C'est cette subtilité qui a touché le jury de Dakhla. Composé de cinéastes et d'experts issus de pays où ces réalités sont quotidiennes, il a sans doute été frappé par la justesse du regard. Le film ne tombe pas dans le misérabilisme : il montre une enfant qui se bat, qui rêve, qui espère. C'est cette humanité qui a convaincu.
Un récit universel sur les inégalités mondiales
En 2026, alors que les inégalités mondiales se creusent, un tel récit résonne avec une force particulière. Le festival de Dakhla, en récompensant ce film, envoie un signal : le cinéma doit être une caisse de résonance pour ceux que l'on n'entend pas.
Le film de Sarah Goher réussit l'exploit de parler des inégalités sans jamais tomber dans la leçon. Il le fait avec une sensibilité rare, portée par l'interprétation bouleversante de Doha Ramadan, cette fillette de huit ans qui porte le film sur ses épaules. Le jury de Dakhla a salué un « drame humain sensible » : c'est exactement cela.
Du Grand Prix de Dakhla à la course aux Oscars : quel avenir pour « Happy Birthday » ?
Le Grand Prix de Dakhla n'est pas un point d'arrivée. Pour « Happy Birthday », c'est une étape dans une course bien plus vaste. Le film a déjà les yeux tournés vers les Oscars, et les spectateurs français se demandent quand ils pourront le découvrir.
Le film représentera l'Égypte aux Oscars 2026
La nouvelle est tombée avant même le palmarès de Dakhla : « Happy Birthday » a été sélectionné pour représenter l'Égypte dans la catégorie du Meilleur film international aux Oscars 2026. Une consécration qui place le film dans une compétition mondiale. Le Grand Prix de Dakhla renforce sa visibilité et sa légitimité dans cette course. Face aux poids lourds du cinéma mondial, le film de Sarah Goher part avec un atout : il porte un récit universel, porté par une enfant, et déjà salué par deux jurys internationaux.

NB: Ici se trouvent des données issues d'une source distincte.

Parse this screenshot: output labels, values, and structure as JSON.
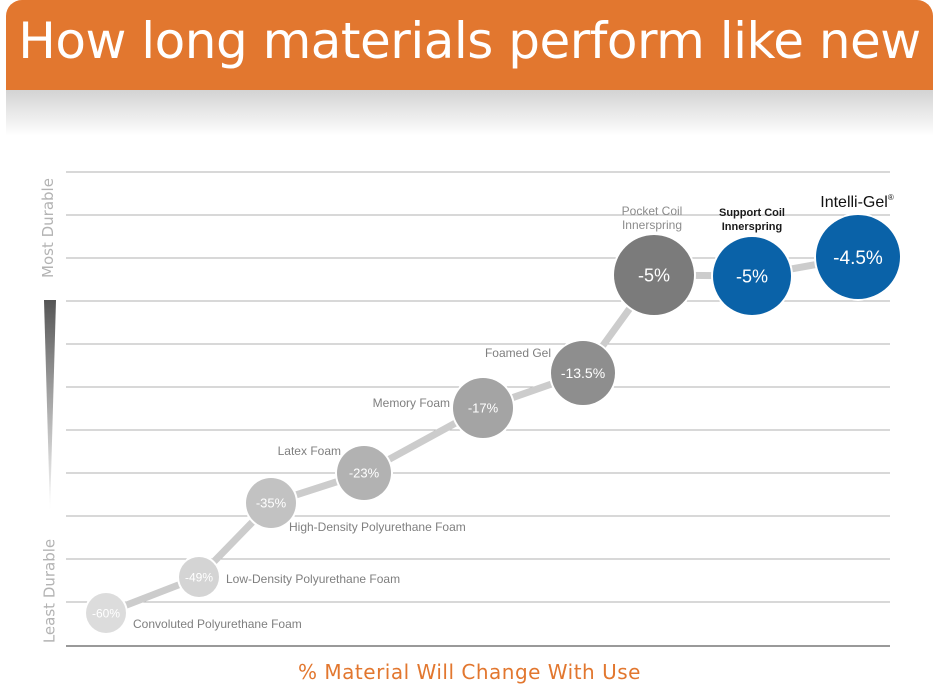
{
  "title": "How long materials perform like new",
  "chart_data": {
    "type": "line",
    "title": "How long materials perform like new",
    "xlabel": "% Material Will Change With Use",
    "ylabel_top": "Most Durable",
    "ylabel_bottom": "Least Durable",
    "series": [
      {
        "points": [
          {
            "name": "Convoluted Polyurethane Foam",
            "value": -60,
            "label": "-60%"
          },
          {
            "name": "Low-Density Polyurethane Foam",
            "value": -49,
            "label": "-49%"
          },
          {
            "name": "High-Density Polyurethane Foam",
            "value": -35,
            "label": "-35%"
          },
          {
            "name": "Latex Foam",
            "value": -23,
            "label": "-23%"
          },
          {
            "name": "Memory Foam",
            "value": -17,
            "label": "-17%"
          },
          {
            "name": "Foamed Gel",
            "value": -13.5,
            "label": "-13.5%"
          },
          {
            "name": "Pocket Coil Innerspring",
            "value": -5,
            "label": "-5%"
          },
          {
            "name": "Support Coil Innerspring",
            "value": -5,
            "label": "-5%"
          },
          {
            "name": "Intelli-Gel",
            "value": -4.5,
            "label": "-4.5%",
            "mark": "®"
          }
        ]
      }
    ],
    "grid": true,
    "colors": {
      "accent": "#e2772f",
      "highlight": "#0a62a8",
      "line": "#cccccc",
      "grid": "#b0b0b0"
    }
  }
}
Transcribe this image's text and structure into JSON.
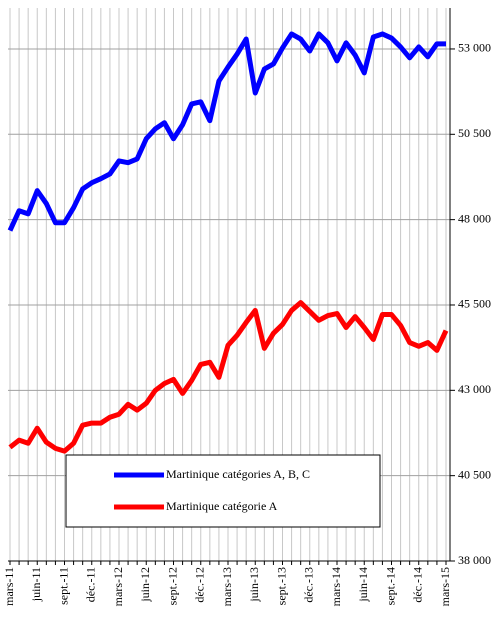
{
  "chart_data": {
    "type": "line",
    "categories": [
      "mars-11",
      null,
      null,
      "juin-11",
      null,
      null,
      "sept.-11",
      null,
      null,
      "déc.-11",
      null,
      null,
      "mars-12",
      null,
      null,
      "juin-12",
      null,
      null,
      "sept.-12",
      null,
      null,
      "déc.-12",
      null,
      null,
      "mars-13",
      null,
      null,
      "juin-13",
      null,
      null,
      "sept.-13",
      null,
      null,
      "déc.-13",
      null,
      null,
      "mars-14",
      null,
      null,
      "juin-14",
      null,
      null,
      "sept.-14",
      null,
      null,
      "déc.-14",
      null,
      null,
      "mars-15"
    ],
    "series": [
      {
        "name": "Martinique catégories A, B, C",
        "color": "#0000ff",
        "values": [
          47680,
          48260,
          48170,
          48850,
          48470,
          47910,
          47910,
          48350,
          48900,
          49080,
          49200,
          49340,
          49720,
          49670,
          49780,
          50370,
          50660,
          50840,
          50370,
          50780,
          51390,
          51450,
          50900,
          52060,
          52470,
          52850,
          53290,
          51710,
          52410,
          52560,
          53030,
          53440,
          53290,
          52940,
          53440,
          53180,
          52650,
          53180,
          52820,
          52300,
          53350,
          53440,
          53320,
          53060,
          52740,
          53060,
          52770,
          53150,
          53150
        ]
      },
      {
        "name": "Martinique catégorie A",
        "color": "#ff0000",
        "values": [
          41330,
          41540,
          41450,
          41890,
          41480,
          41300,
          41220,
          41450,
          41980,
          42040,
          42040,
          42210,
          42300,
          42590,
          42420,
          42620,
          43000,
          43200,
          43320,
          42910,
          43290,
          43760,
          43820,
          43380,
          44320,
          44610,
          44990,
          45340,
          44230,
          44670,
          44930,
          45340,
          45570,
          45310,
          45050,
          45190,
          45250,
          44840,
          45160,
          44840,
          44490,
          45220,
          45220,
          44900,
          44400,
          44290,
          44400,
          44170,
          44750
        ]
      }
    ],
    "ylim": [
      38000,
      54200
    ],
    "yticks": [
      {
        "value": 38000,
        "label": "38 000"
      },
      {
        "value": 40500,
        "label": "40 500"
      },
      {
        "value": 43000,
        "label": "43 000"
      },
      {
        "value": 45500,
        "label": "45 500"
      },
      {
        "value": 48000,
        "label": "48 000"
      },
      {
        "value": 50500,
        "label": "50 500"
      },
      {
        "value": 53000,
        "label": "53 000"
      }
    ],
    "grid": true
  }
}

La route vers les Oscars est longue. Mais le film a déjà prouvé sa capacité à séduire. Sa sélection à Tribeca, son Grand Prix à Dakhla, et maintenant cette nomination égyptienne : tout concourt à faire de « Happy Birthday » un candidat sérieux.

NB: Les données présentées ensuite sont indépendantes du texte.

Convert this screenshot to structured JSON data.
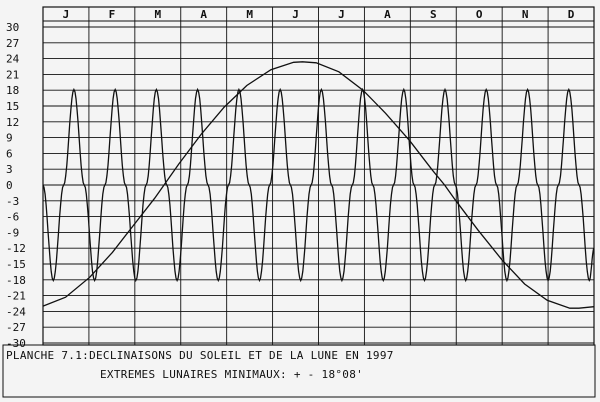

Où et quand voir « Happy Birthday » en France ?
Pour l'instant, aucune date de sortie en salle n'a été annoncée en France. Le film tourne encore dans les festivals. Après Tribeca et Dakhla, d'autres sélections pourraient suivre. Le buzz généré par son Grand Prix et sa sélection aux Oscars pourrait accélérer son acquisition par un distributeur français ou son arrivée sur une plateforme de streaming.
Des précédents existent : d'autres drames sociaux égyptiens ont trouvé leur public sur Netflix ou Canal+. Le parcours de « Happy Birthday » rappelle celui de « The Nile Hilton Incident » ou « Clash », qui ont connu une carrière internationale après des festivals. Les amateurs de cinéma d'auteur devront être patients, mais le film devrait finir par arriver. En attendant, on peut suivre son actualité sur les réseaux du FIFID. Pour en savoir plus sur la programmation 2026 du festival, lisez notre article sur le festival de Cannes 2026 à Dakhla : le FIFID dévoile sa programmation africaine et arabe.

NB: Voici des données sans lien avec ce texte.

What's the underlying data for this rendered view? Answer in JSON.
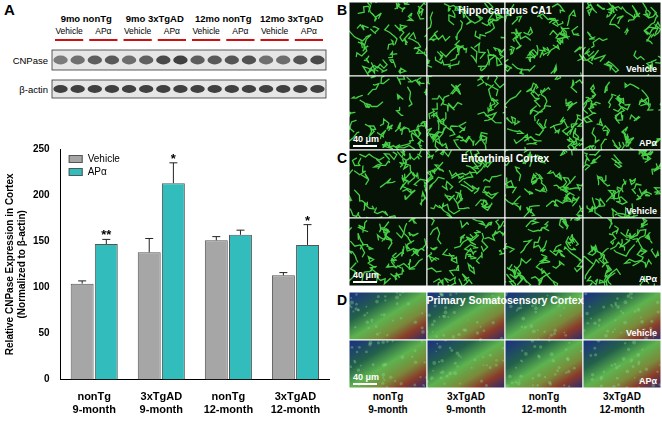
{
  "figure": {
    "chart_panel": "A",
    "blot": {
      "groups": [
        "9mo nonTg",
        "9mo 3xTgAD",
        "12mo nonTg",
        "12mo 3xTgAD"
      ],
      "conditions": [
        "Vehicle",
        "APα"
      ],
      "bands": [
        "CNPase",
        "β-actin"
      ]
    },
    "images": {
      "panels": [
        {
          "letter": "B",
          "title": "Hippocampus CA1",
          "style": "fibers"
        },
        {
          "letter": "C",
          "title": "Entorhinal Cortex",
          "style": "fibers"
        },
        {
          "letter": "D",
          "title": "Primary Somatosensory Cortex",
          "style": "merged"
        }
      ],
      "rows": [
        "Vehicle",
        "APα"
      ],
      "scale_bar": "40 μm",
      "columns": [
        [
          "nonTg",
          "9-month"
        ],
        [
          "3xTgAD",
          "9-month"
        ],
        [
          "nonTg",
          "12-month"
        ],
        [
          "3xTgAD",
          "12-month"
        ]
      ]
    }
  },
  "chart_data": {
    "type": "bar",
    "y_label": [
      "Relative CNPase Expression in Cortex",
      "(Normalized to β-actin)"
    ],
    "categories": [
      [
        "nonTg",
        "9-month"
      ],
      [
        "3xTgAD",
        "9-month"
      ],
      [
        "nonTg",
        "12-month"
      ],
      [
        "3xTgAD",
        "12-month"
      ]
    ],
    "series": [
      {
        "name": "Vehicle",
        "color": "#a6a6a6",
        "values": [
          104,
          138,
          151,
          113
        ],
        "errors": [
          3,
          15,
          4,
          3
        ],
        "annotations": [
          null,
          null,
          null,
          null
        ]
      },
      {
        "name": "APα",
        "color": "#33bcbc",
        "values": [
          147,
          213,
          157,
          146
        ],
        "errors": [
          5,
          22,
          5,
          22
        ],
        "annotations": [
          "**",
          "*",
          null,
          "*"
        ]
      }
    ],
    "ylim": [
      0,
      250
    ],
    "yticks": [
      0,
      50,
      100,
      150,
      200,
      250
    ],
    "grid": false,
    "legend": "upper left"
  }
}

Conclusion : un Grand Prix qui marque l'année cinématographique 2026
Le Grand Prix de Dakhla n'est pas un aboutissement. C'est une étape dans la vie d'un film qui a déjà conquis Tribeca et qui vise les Oscars. Mais au-delà des récompenses, « Happy Birthday » marque un moment pour le cinéma égyptien et africain.
Ce Grand Prix est aussi important pour le FIFID. En mettant en lumière un récit du Sud global, porté par une réalisatrice égyptienne, le festival confirme sa mission : être une plateforme pour les voix qui comptent. Le cinéma d'auteur arabe est en pleine renaissance, et « Happy Birthday » en est l'un des ambassadeurs les plus prometteurs.
Reste à espérer que le film trouve son public en France et ailleurs. Si sa trajectoire continue sur cette lancée, il pourrait bien marquer l'année cinématographique 2026. En attendant, on retient une chose : parfois, un anniversaire peut changer une vie. Et un film peut changer un regard.